L'unique larme qui roula sur la joue de la thraell se changea en glace.

~*~

Eldrid regardait les gouttelettes rougeâtres perler dans la neige blanche, trop horrifiée pour songer à se redresser.

Erling, et son père Bjarni avant lui, l'avaient souvent réprimandée, tancée, menacée de la vendre. Mais jamais, au grand jamais, personne n'avait levé la main sur elle.

— Mon frère a vraiment un caractère de loup, observa une voix derrière elle. Je suis désolé. Il n'aurait jamais dû te frapper ainsi.

La thraell releva la tête. Örvar se tenait près d'elle, les bras croisés sur la poitrine. De quelques années le cadet de son frère, il avait sensiblement le même âge que la jeune femme.

Il avait suivi la scène, médusé. Une fois son demi-frère disparu derrière la porte de la skáli, il s'était dirigé vers Eldrid. Il avait toujours traité avec respect les captures de guerre, comme chacun le devait, et ne comprenait pas le comportement soudain agressif du chef de clan.

— Que lui as-tu donc dit pour qu'il se mette dans un état pareil ?

Eldrid ravala le sanglot qui montait dans sa poitrine.

— Je lui ai demandé de m'affranchir.

Örvar haussa un sourcil, un air ahuri sur le visage.

— Et il a refusé ?

Un sourire amer étira les lèvres de la jeune fille.
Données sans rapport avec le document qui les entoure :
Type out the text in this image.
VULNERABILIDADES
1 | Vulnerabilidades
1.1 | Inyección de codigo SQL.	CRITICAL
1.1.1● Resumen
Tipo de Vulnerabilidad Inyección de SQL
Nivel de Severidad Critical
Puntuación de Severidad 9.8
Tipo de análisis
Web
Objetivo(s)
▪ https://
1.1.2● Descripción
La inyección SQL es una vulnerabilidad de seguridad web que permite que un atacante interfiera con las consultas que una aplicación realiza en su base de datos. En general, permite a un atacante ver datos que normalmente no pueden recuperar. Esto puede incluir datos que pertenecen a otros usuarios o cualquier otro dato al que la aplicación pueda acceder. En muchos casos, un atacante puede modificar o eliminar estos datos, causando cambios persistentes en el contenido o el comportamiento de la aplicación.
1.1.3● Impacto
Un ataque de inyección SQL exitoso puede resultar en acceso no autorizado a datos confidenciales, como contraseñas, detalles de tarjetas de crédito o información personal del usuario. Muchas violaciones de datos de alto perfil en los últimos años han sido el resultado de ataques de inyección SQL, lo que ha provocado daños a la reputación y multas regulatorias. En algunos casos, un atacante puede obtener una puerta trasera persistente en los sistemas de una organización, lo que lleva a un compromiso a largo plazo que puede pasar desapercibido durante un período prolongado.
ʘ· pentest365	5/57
Elle leva un regard chargé d'incompréhension vers le demi-frère du chef de clan.

— Il m'a demandé de rejoindre les miens. Pourquoi, alors, ne m'a-t-il pas affranchie ?
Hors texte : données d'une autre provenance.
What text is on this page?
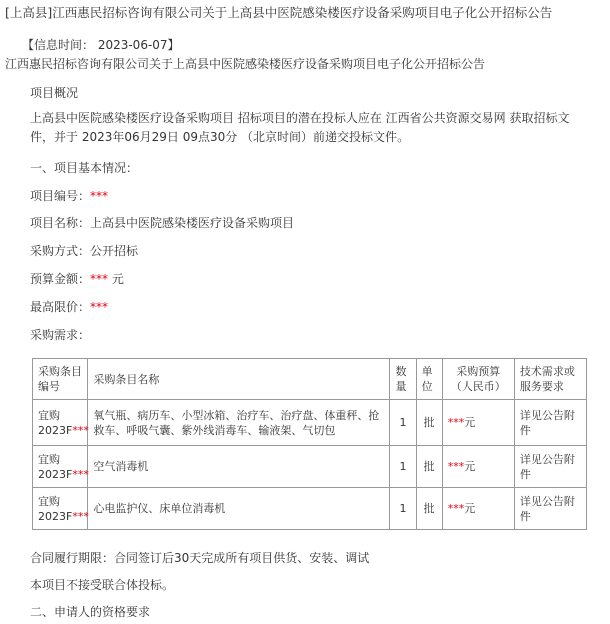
[上高县]江西惠民招标咨询有限公司关于上高县中医院感染楼医疗设备采购项目电子化公开招标公告
【信息时间： 2023-06-07】
江西惠民招标咨询有限公司关于上高县中医院感染楼医疗设备采购项目电子化公开招标公告
项目概况
上高县中医院感染楼医疗设备采购项目 招标项目的潜在投标人应在 江西省公共资源交易网 获取招标文件，并于 2023年06月29日 09点30分 （北京时间）前递交投标文件。
一、项目基本情况：
项目编号：***
项目名称：上高县中医院感染楼医疗设备采购项目
采购方式：公开招标
预算金额：*** 元
最高限价：***
采购需求：
采购条目编号	采购条目名称	数量	单位	采购预算（人民币）	技术需求或服务要求
宜购2023F***	氧气瓶、病历车、小型冰箱、治疗车、治疗盘、体重秤、抢救车、呼吸气囊、紫外线消毒车、输液架、气切包	1	批	***元	详见公告附件
宜购2023F***	空气消毒机	1	批	***元	详见公告附件
宜购2023F***	心电监护仪、床单位消毒机	1	批	***元	详见公告附件
合同履行期限：合同签订后30天完成所有项目供货、安装、调试
本项目不接受联合体投标。
二、申请人的资格要求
Le jeune homme s'accroupit à sa hauteur.

— Ton statut de thraell te protègera. Tu n'es qu'une esclave, qui hait l'homme brutal et barbare qui l'a jadis arraché à sa terre natale.

— Mais c'est faux ! s'insurgea-t-elle. C'est faux... Le Konungr...
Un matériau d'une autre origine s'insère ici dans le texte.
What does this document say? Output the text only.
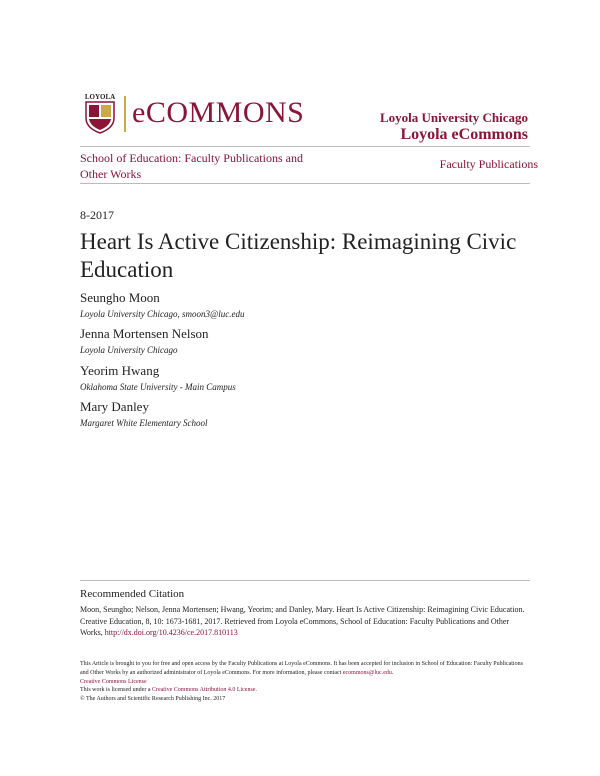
LOYOLA eCOMMONS	Loyola University Chicago
Loyola eCommons
School of Education: Faculty Publications and Other Works
Faculty Publications
8-2017
Heart Is Active Citizenship: Reimagining Civic Education
Seungho Moon
Loyola University Chicago, smoon3@luc.edu
Jenna Mortensen Nelson
Loyola University Chicago
Yeorim Hwang
Oklahoma State University - Main Campus
Mary Danley
Margaret White Elementary School
Recommended Citation
Moon, Seungho; Nelson, Jenna Mortensen; Hwang, Yeorim; and Danley, Mary. Heart Is Active Citizenship: Reimagining Civic Education. Creative Education, 8, 10: 1673-1681, 2017. Retrieved from Loyola eCommons, School of Education: Faculty Publications and Other Works, http://dx.doi.org/10.4236/ce.2017.810113
This Article is brought to you for free and open access by the Faculty Publications at Loyola eCommons. It has been accepted for inclusion in School of Education: Faculty Publications and Other Works by an authorized administrator of Loyola eCommons. For more information, please contact ecommons@luc.edu.
Creative Commons License
This work is licensed under a Creative Commons Attribution 4.0 License.
© The Authors and Scientific Research Publishing Inc. 2017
— C'est ainsi que l'ennemi le verra.

Eldrid fronça les sourcils.

— Pourquoi alors, n'a-t-il pas été plus explicite ?

Un rire s'envola des lèvres d'Örvar.

— Mon frère semble froid et distant, mais il est loin d'avoir un cœur de pierre. Il prend soin des siens, et il ne le montre pas, voilà tout ! Il ne peut se permettre de paraître faible. Allez, rentre à l'intérieur. Tu vas prendre froid.

Sur ces mots, il l'aida à se relever. Elle chancela, s'agrippant au bras d'Örvar. Elle se sentait bouleversée, sans qu'elle sache si cela était dû aux coups qu'elle avait reçu ou aux paroles qu'elle venait d'entendre.

— Örvar, je ne...

Il s'arrêta, plaçant ses mains sur ses épaules en soupirant.

—Tu fais partie du clan, Eldrid Sigrúnardottir. Tu en as fait partie dès l'instant où mon père a décidé de t'emmener ici, il y a des années de cela. Tu sais qu'Erling manque de tact, il en a toujours été ainsi. Mais il ne fait que son devoir.